The camera equipped with HDR+ (High Dynamic Range Plus) technology plays a direct role in this performance: it provides a clear and uniform image from a single capture of moving parts. It differs from standard HDR technology, which requires capturing multiple images to achieve the same level of accuracy. By enabling simultaneous processing of a large volume of vials and ampoules, these ViDi Deep Learning-based vision solutions contribute to a reproducible counting method.
AEROSPACE
The fight against counterfeit products concerns numerous industries, including the aerospace sector. To ensure precise traceability of parts throughout the manufacturing chain, DPM (Direct Part Mark) characters are placed on machined metal parts. However, because they are made from the same material as the part, these characters are difficult to distinguish from the substrate onto which they are etched.

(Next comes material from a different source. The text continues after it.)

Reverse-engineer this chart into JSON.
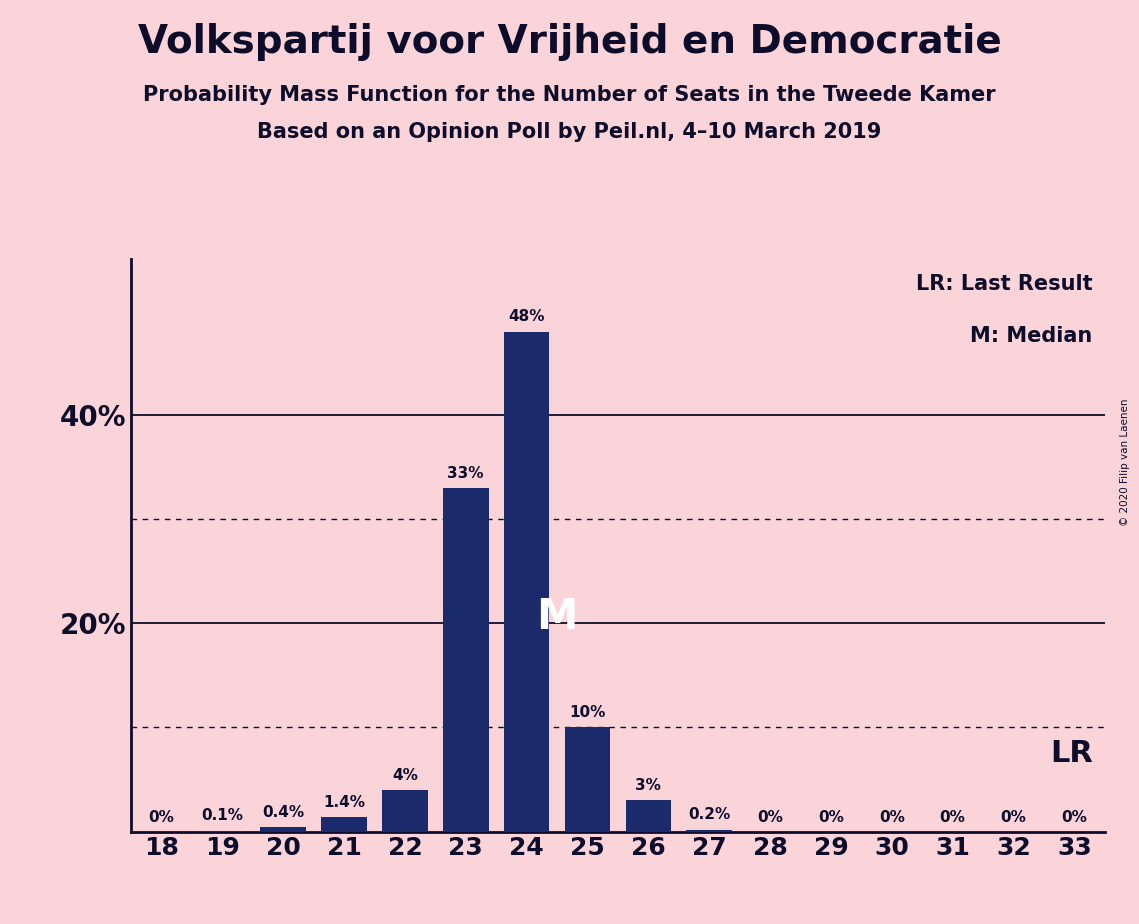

This low level of contrast makes reading through conventional industrial vision very challenging. Hence, Cira proposes integrating ViDi Deep Learning solutions combined with OCR (Optical Character Recognition) technology, which have no issue reading raised codes.
AUTOMOTIVE
On automotive assembly lines, there are often multiple ranges and models of engines that vary in size and composition. The engine constitutes a complex background that makes component identification challenging. Moreover, customization is increasingly common and amplifies the variations in appearance among different engines. When these variations are significant, programming conventional industrial vision systems becomes challenging. ViDi Deep Learning-based vision solutions are trained on all possible types of engines and assemblies. The classification tool manages to identify each component, regardless of the angle at which it is presented. These solutions easily adapt to any potential design changes.
Detection of defects on reflective metal surfaces
Detecting defects on compression segments is challenging due to the reflective surface of pistons. Inspection systems must distinguish between acceptable variations (rust, small cracks) and severe defects that directly impact compression levels (long scratches). The complexity of this inspection, with reflective surfaces and variations in defect appearance, makes programming classical industrial vision systems lengthy and tedious. On the other hand, Deep Learning ViDi detection tools quickly learn to identify only unacceptable defects on pistons, ignoring insignificant variations.